Alice in Wonderland

Today I went to church. Then I went to see Tim Burton’s Alice in Wonderland. Then I went to a friend’s house, talked and read for a few hours, ate supper, and went to Evensong. Only as I was driving home did I realize what the glaring problem with this movie was – besides the clichéd and typically Hollywood believe-in-yourself/make-your-own-destiny messages spouted by characters throughout, in addition to all the now-tiresome elements which characterize much of Burton’s work (Johnny Depp and Helena Bonham Carter with pale makeup, Danny Elfman score, exaggerated costumes, over-simplistic good guys/bad guys dichotomy, etc.).

This problem was very similar to one plaguing the Harry Potter books towards the end of the series, something I can best describe as an attempt first to take characters and elements originally created for a whimsical story, perhaps even something like a faerie-tale, and then to fit them into what is clearly intended to be a grand, mythic narrative. (This phenomenon is also observable in the recent film adaptations of the The Lion, the Witch, and the Wardrobe and Prince Caspian.)  And the problem, of course, is that this simply does not work. Taking plot elements and characters intended for one genre and trying to make them work in another is, in general, a bad idea (unless the goal is surrealism).
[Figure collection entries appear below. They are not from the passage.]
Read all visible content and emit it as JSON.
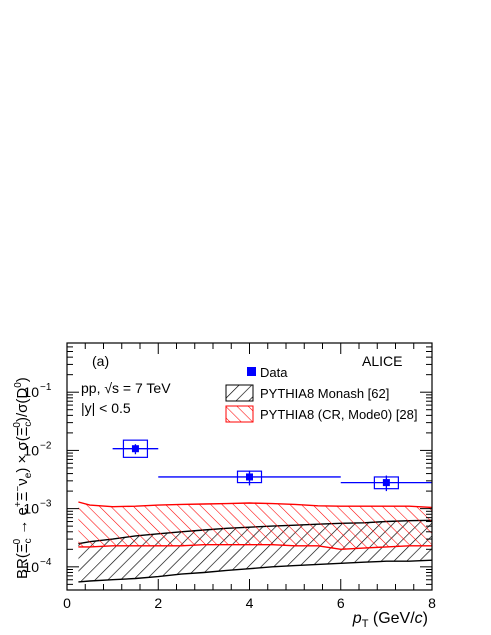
{
  "chart_data": {
    "type": "scatter",
    "xlabel": "p_T (GeV/c)",
    "xlim": [
      0,
      8
    ],
    "ylim": [
      4e-05,
      0.7
    ],
    "yscale": "log",
    "panel_label": "(a)",
    "experiment_label": "ALICE",
    "annotations": [
      "pp, √s = 7 TeV",
      "|y| < 0.5"
    ],
    "x_tick_labels": [
      "0",
      "2",
      "4",
      "6",
      "8"
    ],
    "y_tick_labels": [
      {
        "value": 0.1,
        "base": "10",
        "exp": "−1"
      },
      {
        "value": 0.01,
        "base": "10",
        "exp": "−2"
      },
      {
        "value": 0.001,
        "base": "10",
        "exp": "−3"
      },
      {
        "value": 0.0001,
        "base": "10",
        "exp": "−4"
      }
    ],
    "legend": {
      "placement": "top-right",
      "entries": [
        "Data",
        "PYTHIA8 Monash [62]",
        "PYTHIA8 (CR, Mode0) [28]"
      ]
    },
    "data_color": "#0000ff",
    "monash_color": "#000000",
    "cr_color": "#ff0000",
    "series": [
      {
        "name": "Data",
        "points": [
          {
            "x": 1.5,
            "y": 0.0107,
            "xlo": 1.0,
            "xhi": 2.0,
            "stat_lo": 0.0086,
            "stat_hi": 0.0128,
            "sys_lo": 0.0076,
            "sys_hi": 0.015
          },
          {
            "x": 4.0,
            "y": 0.0035,
            "xlo": 2.0,
            "xhi": 6.0,
            "stat_lo": 0.0025,
            "stat_hi": 0.0045,
            "sys_lo": 0.0028,
            "sys_hi": 0.0044
          },
          {
            "x": 7.0,
            "y": 0.0028,
            "xlo": 6.0,
            "xhi": 8.0,
            "stat_lo": 0.002,
            "stat_hi": 0.0037,
            "sys_lo": 0.0022,
            "sys_hi": 0.0035
          }
        ]
      },
      {
        "name": "PYTHIA8 Monash [62]",
        "x": [
          0.25,
          0.5,
          1.0,
          1.5,
          2.0,
          2.5,
          3.0,
          3.5,
          4.0,
          4.5,
          5.0,
          5.5,
          6.0,
          6.5,
          7.0,
          7.5,
          8.0
        ],
        "low": [
          5.5e-05,
          5.7e-05,
          6e-05,
          6.3e-05,
          6.8e-05,
          7.5e-05,
          8e-05,
          8.7e-05,
          9.3e-05,
          0.0001,
          0.000105,
          0.00011,
          0.000115,
          0.00012,
          0.000125,
          0.000125,
          0.00013
        ],
        "high": [
          0.00025,
          0.00027,
          0.0003,
          0.00034,
          0.00037,
          0.0004,
          0.00043,
          0.00046,
          0.00048,
          0.0005,
          0.00052,
          0.00054,
          0.00056,
          0.00057,
          0.0006,
          0.00062,
          0.00063
        ]
      },
      {
        "name": "PYTHIA8 (CR, Mode0) [28]",
        "x": [
          0.25,
          0.5,
          1.0,
          1.5,
          2.0,
          2.5,
          3.0,
          3.5,
          4.0,
          4.5,
          5.0,
          5.5,
          6.0,
          6.5,
          7.0,
          7.5,
          8.0
        ],
        "low": [
          0.00022,
          0.00022,
          0.00023,
          0.00023,
          0.00023,
          0.00023,
          0.00024,
          0.00024,
          0.00024,
          0.00024,
          0.00023,
          0.00023,
          0.0002,
          0.00021,
          0.00022,
          0.00023,
          0.00023
        ],
        "high": [
          0.0013,
          0.00115,
          0.00108,
          0.0011,
          0.00115,
          0.00118,
          0.0012,
          0.00122,
          0.00125,
          0.00122,
          0.00118,
          0.00112,
          0.0011,
          0.0011,
          0.0011,
          0.0011,
          0.00105
        ]
      }
    ]
  }
}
I think this device almost works in the Harry Potter books, which I attribute to the facts that the crossover is being attempted by the author who created the characters in the first place, and also because mythic structure into which they are being forced is a true myth, in terms of narrative (not simply a big battle featuring characters who speak pompously about destiny and address all their superiors as “my lord”).

Burton’s Alice in Wonderland and the Narnia movies, however, are not really myths underneath their belligerent exteriors. They’re examples of formula writing: people fight, the protagonists have to decide whether to do the right thing or the wrong thing, people around them tell them to do the right thing, the protagonists angst, the protagonists decide to do the right thing (or what the screenwriter thinks is the right thing). There are none of the complexities or underlying moral, philosophical, and theological ideas that make the great works of mythic literature truly great; works such as The Iliad, The Odyssey, Beowulf, Paradise Lost, even The Divine Comedy… and, of course, The Bible – and more recent works such as The Lord of the Rings and Watership Down.

I don’t want to get into a detailed discussion of what sets true myths apart from the wannabe postmodern schlock of today (I’ll save that for a later post). I don’t really even want to try to explain what characterizes a “myth” specifically (though I have provided a few criteria). It should be clear to anyone, however, that there is a world of difference between a whimsical, absurdist story like Alice in Wonderland and an epic, mythic story like The Lord of the Rings. And it should also be fairly clear that trying to combine the content of one with the outward appearance of the other and expecting a cohesive whole to emerge, is wishful thinking at best.